Our results provide evidence that there is an association between waiting time and the probability of a better than expected postoperative functional outcome. The odds of achieving a better than expected postoperative functional outcome decrease by 8% for each month on the waiting list. Patients who waited more than 6 months had 50% lower odds of a better than expected functional outcome than patients with shorter waits. The decrease in the proportion of patients with better than expected functional outcomes among patients with longer waits as compared with patients with shorter waits indicates that longer waiting may reduce the chance of maximizing surgical benefits.
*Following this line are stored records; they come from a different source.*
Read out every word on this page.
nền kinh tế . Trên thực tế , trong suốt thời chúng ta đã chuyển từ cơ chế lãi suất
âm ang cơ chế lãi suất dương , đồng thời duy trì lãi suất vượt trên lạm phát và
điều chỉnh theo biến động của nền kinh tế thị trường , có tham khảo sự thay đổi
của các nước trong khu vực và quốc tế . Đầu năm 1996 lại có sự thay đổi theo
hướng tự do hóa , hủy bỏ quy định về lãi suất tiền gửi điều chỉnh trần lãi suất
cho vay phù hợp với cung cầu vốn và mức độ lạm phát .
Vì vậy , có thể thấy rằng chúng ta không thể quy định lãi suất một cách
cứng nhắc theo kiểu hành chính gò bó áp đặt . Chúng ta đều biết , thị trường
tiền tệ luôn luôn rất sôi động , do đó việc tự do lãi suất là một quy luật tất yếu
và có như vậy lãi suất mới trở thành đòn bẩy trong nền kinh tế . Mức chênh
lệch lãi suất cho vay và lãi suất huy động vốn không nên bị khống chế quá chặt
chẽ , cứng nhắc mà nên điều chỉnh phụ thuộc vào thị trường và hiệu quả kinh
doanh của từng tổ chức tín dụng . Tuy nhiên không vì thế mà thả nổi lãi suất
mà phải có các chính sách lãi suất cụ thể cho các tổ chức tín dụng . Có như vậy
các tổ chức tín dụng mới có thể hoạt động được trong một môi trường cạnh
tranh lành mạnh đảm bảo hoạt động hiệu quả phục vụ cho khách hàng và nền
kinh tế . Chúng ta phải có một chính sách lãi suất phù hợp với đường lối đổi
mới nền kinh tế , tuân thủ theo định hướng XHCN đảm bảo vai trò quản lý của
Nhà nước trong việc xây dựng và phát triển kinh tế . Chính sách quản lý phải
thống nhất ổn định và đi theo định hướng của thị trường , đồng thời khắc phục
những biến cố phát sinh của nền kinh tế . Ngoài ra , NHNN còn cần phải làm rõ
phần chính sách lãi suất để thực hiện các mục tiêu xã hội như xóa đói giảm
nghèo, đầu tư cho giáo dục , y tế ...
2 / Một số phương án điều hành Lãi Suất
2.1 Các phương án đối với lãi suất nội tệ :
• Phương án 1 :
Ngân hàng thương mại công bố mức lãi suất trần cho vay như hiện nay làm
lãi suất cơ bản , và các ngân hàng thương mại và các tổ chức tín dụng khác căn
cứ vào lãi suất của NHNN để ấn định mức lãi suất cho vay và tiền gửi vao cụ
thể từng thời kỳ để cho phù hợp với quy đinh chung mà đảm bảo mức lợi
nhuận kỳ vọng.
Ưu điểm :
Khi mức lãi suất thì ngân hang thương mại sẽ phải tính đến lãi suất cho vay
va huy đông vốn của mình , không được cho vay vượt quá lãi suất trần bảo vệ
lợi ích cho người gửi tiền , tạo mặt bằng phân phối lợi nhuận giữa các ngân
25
We found that prolonged waiting time for an elective THA reduces the benefit in HRQOL gained after the operation as measured by WOMAC score. We examined postoperative hip scores adjusted by the preoperative score and explored factors affecting outcomes after THA at the individual level rather than at the group level. Results of our study support those of previous research that waiting for a THA can adversely affect final outcome after THA. Findings of our study are based on the probability of individual improvement as estimated by a regression model developed within the study population. Future studies should take HRQOL immediately before the surgery as an end point. The waiting time between referral from a family doctor until the orthopaedic consultation rarely is described. Deterioration during this waiting period needs to be included in future studies.
We thank Francisco Luna for data collection, James Latteier for data collection and proofreading the manuscript, and Dr. Nelson Greidanus who participated in recruiting patients.